When he wakes up the following morning, it’s to dread. His alarm has gone off, but there’s no motivation for him to get up. There’s no motivation to doing anything, and he thinks about calling in sick and simply wasting the day away under his blankets. The outside world is not for him.

His door alarm goes off rather annoyingly in succession around mid-morning. He finds it in himself to get out of bed, pull on a robe and respond to it. Michael is on the other side, looks like he’s on the war path.

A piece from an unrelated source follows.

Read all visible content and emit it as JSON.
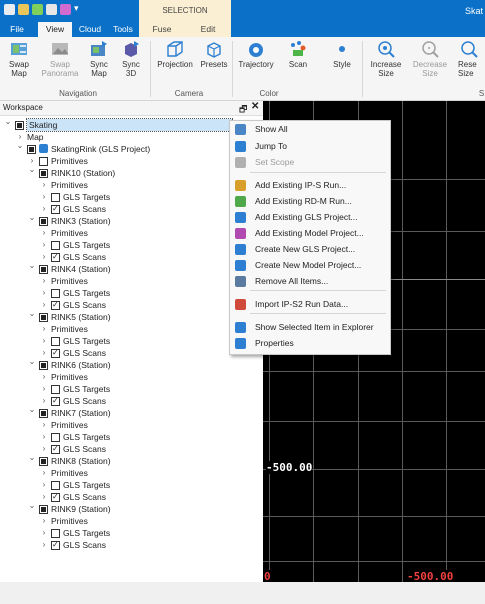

“Are you dumb or something?” he says and Ryan’s too muddle minded to take offense at his tone. “Why d’you gotta keep pushing people away like this?”

Ryan observes him with an almost bored expression. He’s too drained to be dealing with his and thinks it might be easier if he just cut all ties.

Cut all ties to what though? What do you really want out of this?

I don’t know.

“I’m not,” he says evenly.

“Yeah? Then how do you explain what you’ve been saying to Jeremy? To Gavin? You know Gavin’s already torn up over this whole thing. He doesn’t need you being an ice man over here.”

“Michael,” Ryan says, and the exhaustion hits his voice for the first time in days. “I’m not dealing with this right now.”

“Yeah because you never deal with anything that upsets you ever.”

“No. Because there’s nothing to deal with. It’s Gavin’s choice. If he wants to leave, then I’m not going to stand in his way.”

“And if he stays, does that mean you’re still going to be a miserable bastard?”

“If that’s what you think of me, then why are you sticking around?” The question catches Michael off guard, and Ryan pounces on the opportunity. “I say what I want and I mean what I want. I don’t want Gavin holding himself back because of me, because one day he’s going to regret it and he’s going to regret that he let his emotions decide for him. And if you and Jeremy get opportunities like that, then take it. Don’t tie yourself down because of me.”

“Why do you speak of yourself like you’re some fucking anchor?” Michael says. “I get that I can leave and do what I want, but I don’t because I love you and I love the others.”

“Then you’re a fool just like me.”

He closes the door on Michael’s face. He doesn’t respond to the door alarms or Michael’s frantic knocking. And soon it’s quiet. Michael has gone.

Ryan sinks onto his bed and covers his face with his hands and cries for all that he has lost and all that he has become.

Ryan doesn’t confront emotion—even his own—because he’s such a mess on the inside that when it comes out, it confuses even the brightest minds in the field of therapy. Emotion was beat out of him when he was a child, when he dared to say he would leave Corinthian in favour of the stars when his teachers scolded him for such notions. Emotion didn’t get him through school when he was sixteen years old, years younger than even the brightest any Academy accepted, hazed and always seen as ‘oh, that kid.’ Emotion didn’t get him through the horrible tragedy on the King’s Vengeance when everyone tore themselves to pieces while he was helpless to watch. Emotion didn’t get him out of bed and back into the stars he loved.

Emotion isn’t worth it.

Then are you saying they aren’t worth it?

I don’t know anymore.

They leave him to wrestle with his thoughts and rightfully so. He wouldn’t want to be near him in this state either. He buries himself in his work and doesn’t confront what’s truly bothering him.  

Two weeks pass and Ryan gets the news. Gavin’s taking a position but not on the Queen’s Fire. An exploratory position opened up on a team on Earth. Sixteen weeks with some of the brightest minds in the Astroneer community. It would essentially be a sprint, and it might match up to Gavin’s nature more. Four months instead of two years, Ryan should be grateful, but he’s not.

Ryan gets the news from Geoff not from the others. They don’t tell him.

“Is something wrong?” Geoff asks him one night.

“I don’t know,” Ryan says, and that’s the truth.